Hybrid search : vector + keyword in one query

Pure vector search struggles with rare strings: error codes, SKUs, function names. Pure full-text struggles with paraphrasing. The answer is to run both and combine the scores. Postgres makes this almost embarrassingly easy:

 

SELECT id, content,
       0.6 * (1 - (embedding <=> $1::vector)) +
       0.4 * ts_rank_cd(content_tsv, plainto_tsquery('english', $2)) AS score
FROM doc_chunks
WHERE content_tsv @@ plainto_tsquery('english', $2)
   OR embedding <=> $1::vector < 0.4
ORDER BY score DESC
LIMIT 30;

 

The 60/40 weighting is a sane default. Tune it on your eval set — domains heavy in identifiers (codebases, SKUs) tilt toward keyword; conceptual corpora (policies, narratives) tilt toward vector.

Embedding model selection

Model Dim Best for Notes
voyage-3 1024 General docs, English Strong default, recommended by Anthropic
voyage-3-large 2048 High-precision retrieval Higher cost, marginal gain unless quality is bottleneck
voyage-code-3 1024 Codebases, API docs Pick this for any technical content
text-embedding-3-large 3072 OpenAI ecosystems Larger index footprint

 

Important: never mix models in one index. Re-embed the entire corpus when you switch embeddings from different models do not share a vector space.

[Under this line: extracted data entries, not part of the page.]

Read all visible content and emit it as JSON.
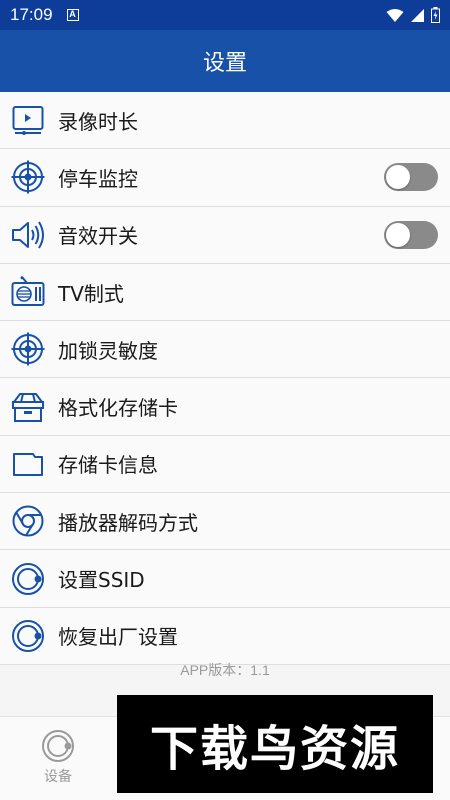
{
  "status_bar": {
    "time": "17:09",
    "a_badge": "A"
  },
  "app_bar": {
    "title": "设置"
  },
  "settings": [
    {
      "label": "录像时长",
      "icon": "video-duration-icon",
      "toggle": null
    },
    {
      "label": "停车监控",
      "icon": "target-icon",
      "toggle": false
    },
    {
      "label": "音效开关",
      "icon": "speaker-icon",
      "toggle": false
    },
    {
      "label": "TV制式",
      "icon": "tv-icon",
      "toggle": null
    },
    {
      "label": "加锁灵敏度",
      "icon": "target-icon",
      "toggle": null
    },
    {
      "label": "格式化存储卡",
      "icon": "box-icon",
      "toggle": null
    },
    {
      "label": "存储卡信息",
      "icon": "sd-card-icon",
      "toggle": null
    },
    {
      "label": "播放器解码方式",
      "icon": "chrome-icon",
      "toggle": null
    },
    {
      "label": "设置SSID",
      "icon": "ring-dot-icon",
      "toggle": null
    },
    {
      "label": "恢复出厂设置",
      "icon": "ring-dot-icon",
      "toggle": null
    }
  ],
  "version_text": "APP版本：1.1",
  "bottom_nav": {
    "device_label": "设备"
  },
  "watermark": {
    "text": "下载鸟资源"
  },
  "colors": {
    "status_bar": "#0d3d99",
    "app_bar": "#1752a8",
    "icon": "#1752a8",
    "toggle_off": "#8a8a8a"
  }
}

Evaluating retrieval quality

You cannot improve what you do not measure. Build a small eval set of 30 to 50 question/expected-chunk pairs and track these every time you change the pipeline:

  • Recall@k : did the gold chunk appear in the top-k results?
  • MRR (Mean Reciprocal Rank) : how high in the list was it?
  • Citation accuracy : does the final answer actually cite the right chunks?
  • Refusal rate : how often does the model say "not in context" when the answer is there? (Indicates poor retrieval.)

Cost & scale

Stage When it scales painfully Mitigation
Embedding ingest Re-indexing the whole corpus Hash chunk content; skip unchanged
HNSW index Past ~10M vectors Partition by tenant or document type
Reranker Latency budget <500ms Rerank only top 30, not top 100
LLM answer Long context = high cost Top-6 chunks max, trim aggressively

Tuning checklist

  • Chunk size 600 to 1000 tokens. Smaller for FAQs and Q&A; larger for technical docs and runbooks.
  • Always rerank. ANN-only retrieval misses semantically similar but irrelevant chunks. The cross-encoder pass is the single biggest quality unlock.
  • Hybrid search. Combine vector similarity with Postgres full-text (tsvector) for queries with rare keywords or proper nouns.
  • Cache embeddings by content hash. Re-indexing should never re-embed unchanged chunks. A SHA-256 column lets you skip 90% of an ingest run.
  • Track citation rate. If users flag answers that did not match cited chunks, your retrieval is the problem, not the model.
  • Add metadata filters. tenant_id, product_version, and language belong in the WHERE clause, not the prompt.
  • Strip boilerplate before embedding. Headers, footers, and "© 2026 Acme Corp" appear on every page and waste embedding signal.

RAG quality is a retrieval problem dressed as a generation problem. Fix retrieval and the answers fix themselves.

Postgres + pgvector is enough for the vast majority of real-world RAG workloads. It scales to tens of millions of chunks, runs on infrastructure you already operate, and lets you debug a slow query with EXPLAIN ANALYZE instead of vendor support tickets.